Challenges you may face when learning French as a Foreign Language
Notwithstanding the benefits, learning French can be a challenge, particularly for Indians. Even though over 30% of all English terms are directly or indirectly derived from French, English speakers learning French are likely to face the following problems (we also give you their solutions):
- Numerous parallels exist between French and English, but many of these can be called false friends, or false cognates. These are similar words or phrases which actually mean very different things. There is also the issue of syntax, as one language differs greatly from the other.
Solution: The solution to this problem is to be dedicated to learning the language well, practising it often - and most importantly, learning it from an expert trainer, ideally one-on-one.
- French can be tough when you consider the pronunciations. The French language consists of accents, silent letters, nasal sounds, contractions and of course the rolling of the r! Knowing how to speak English doesn’t really prepare you for these things.
Solution: Learning French using an audio tool, along with practising with a good tutor is the solution to this issue. Consider finding a conversation partner, listening to podcasts, working one-on-one with a French teacher, or watching French movies to work on your conversational French.
- Speaking of French movies - one problem that most learners will face early is being able to read the language but not being able to follow when someone is speaking. This is a combination of a number of factors - the French speak their native language quite fast and their treatment of letters is quite different from the English way we communicate.

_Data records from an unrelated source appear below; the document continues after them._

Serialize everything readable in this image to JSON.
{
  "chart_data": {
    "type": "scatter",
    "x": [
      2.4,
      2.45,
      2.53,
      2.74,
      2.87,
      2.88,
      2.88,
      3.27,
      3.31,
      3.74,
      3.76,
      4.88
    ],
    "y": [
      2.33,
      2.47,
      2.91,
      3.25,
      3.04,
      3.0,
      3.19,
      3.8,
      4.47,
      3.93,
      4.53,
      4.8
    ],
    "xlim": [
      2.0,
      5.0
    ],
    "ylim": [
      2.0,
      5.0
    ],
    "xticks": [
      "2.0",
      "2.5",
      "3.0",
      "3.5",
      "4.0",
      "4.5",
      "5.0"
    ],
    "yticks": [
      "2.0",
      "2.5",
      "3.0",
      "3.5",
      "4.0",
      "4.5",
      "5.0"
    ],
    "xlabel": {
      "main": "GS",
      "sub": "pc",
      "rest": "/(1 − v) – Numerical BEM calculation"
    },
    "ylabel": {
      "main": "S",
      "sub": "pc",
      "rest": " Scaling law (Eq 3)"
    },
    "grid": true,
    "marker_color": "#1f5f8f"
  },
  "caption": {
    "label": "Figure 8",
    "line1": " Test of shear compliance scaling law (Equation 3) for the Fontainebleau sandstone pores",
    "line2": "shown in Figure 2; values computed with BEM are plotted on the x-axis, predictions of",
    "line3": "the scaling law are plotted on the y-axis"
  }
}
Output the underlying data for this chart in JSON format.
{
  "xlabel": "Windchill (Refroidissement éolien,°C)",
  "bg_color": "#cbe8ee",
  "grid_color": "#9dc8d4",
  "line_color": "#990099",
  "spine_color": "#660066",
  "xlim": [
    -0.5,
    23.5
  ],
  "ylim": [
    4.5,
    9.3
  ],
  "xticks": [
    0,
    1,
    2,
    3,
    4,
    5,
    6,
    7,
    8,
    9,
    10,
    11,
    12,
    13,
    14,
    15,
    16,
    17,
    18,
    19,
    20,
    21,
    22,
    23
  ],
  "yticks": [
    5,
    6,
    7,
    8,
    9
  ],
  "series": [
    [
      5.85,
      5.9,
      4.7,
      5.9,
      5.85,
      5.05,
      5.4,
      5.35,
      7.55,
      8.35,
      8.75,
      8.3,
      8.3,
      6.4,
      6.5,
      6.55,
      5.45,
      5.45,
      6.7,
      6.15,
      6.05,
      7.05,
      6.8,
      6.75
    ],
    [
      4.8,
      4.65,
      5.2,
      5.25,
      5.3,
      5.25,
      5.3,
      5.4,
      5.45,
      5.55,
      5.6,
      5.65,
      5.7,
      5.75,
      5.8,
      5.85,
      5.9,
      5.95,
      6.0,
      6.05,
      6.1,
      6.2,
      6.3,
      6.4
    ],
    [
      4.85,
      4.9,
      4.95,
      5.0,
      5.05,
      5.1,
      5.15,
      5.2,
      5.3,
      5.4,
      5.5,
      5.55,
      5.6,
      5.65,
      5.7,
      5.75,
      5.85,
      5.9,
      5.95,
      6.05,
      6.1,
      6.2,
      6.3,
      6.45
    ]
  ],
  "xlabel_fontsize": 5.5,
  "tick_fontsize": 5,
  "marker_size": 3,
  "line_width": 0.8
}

Solution: Working with a French tutor with specialised knowledge is the best approach to avoid this problem. It also helps to continue listening to French alongside learning the grammar and syntax of the language. As you progress, you will be able to pick up the language better.
French can be the simplest language to learn if you are passionate and dedicated and are learning from a good tutor. Learning anything new may be both anxiety-inducing and exciting. But, enjoy the learning process and you will reap the rewards in the greatest way possible. Do not make language learning a chore; instead, make it an enjoyable experience.